And Alice carefully reached into the basket and lifted out a small, six pawed little animal similar to a kangaroo. The baby shusher had large, compound eyes. He was turning them every which way, clutching tightly at Alice’s dress with the upper pair of paws.

“See, he loves me already.” Alice said. “I’m going to make him a bed.”

I already knew the story about the shushers. Everyone knew the story about the shushers, my fellow biologists especially. I had five shushers in the zoo already, and in a day or so we were expecting additions to their family.

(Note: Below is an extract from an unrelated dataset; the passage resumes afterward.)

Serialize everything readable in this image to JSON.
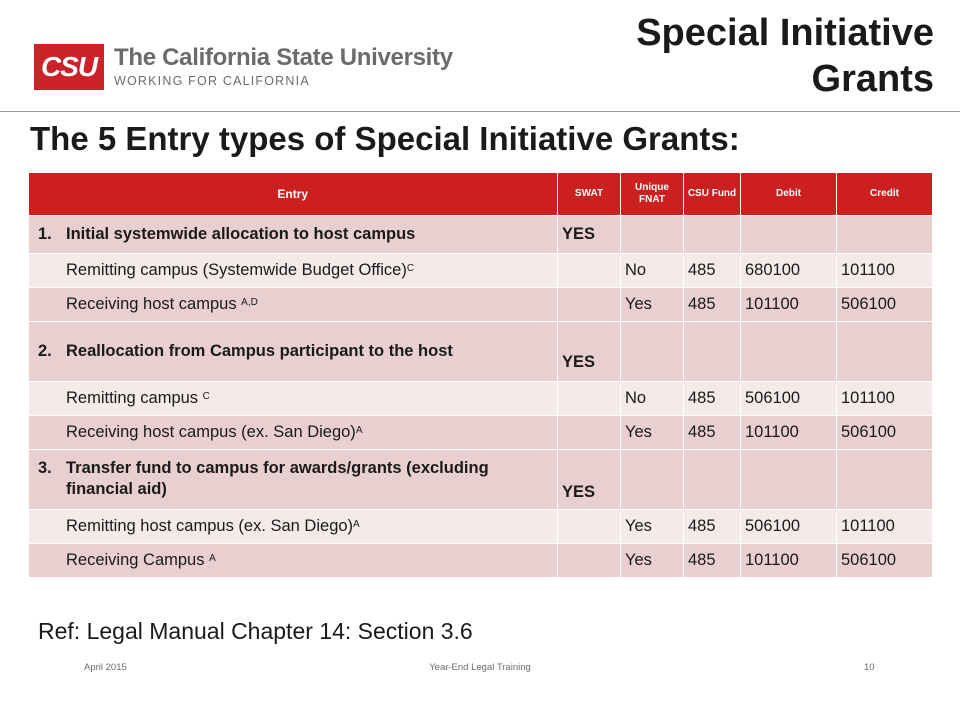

Poloskov and Zeleny had discovered the Shusers on one of the planets of the Sirius system. They were tame, harmless little animals who wouldn’t go a step from the spacemen once they found the Earthmen’s camp. They turned out to be mammals, although in behavior they more resembled terrestrial penguins. They exhibited quiet curiosity and were constantly attempting to crawl into the most unlikely and unhealthy places. Zeleny even had to save a shusher once before it could drown in a large can of condensed milk. The expedition made an entire film about the shushers which had been enormously successful on the entertainment channels and the web.

Unfortunately the expedition simply did not have enough time to study the shushers as they should have; they knew the shushers came into the expedition’s camp at sunrise and vanished with the sun, hiding in among the rocks.

However they managed it, when the expedition had already taken off for home, Poloskov discovered three shushers who had evidently gotten aboard the ship. Naturally Poloskov’s first thought was that the shushers had been brought on board as contraband by one of the expedition’s members, but the distress of his comrades was so sincere that Poloskov soon abandoned his suspicions.

The appearance of the shushers produced a whole mass of consequent problems. First of all they might very well be a source of some unknown infection. Secondly, they might very well die en route back to Earth when the ship made its jump. Thirdly, no one knew what they ate. And so on.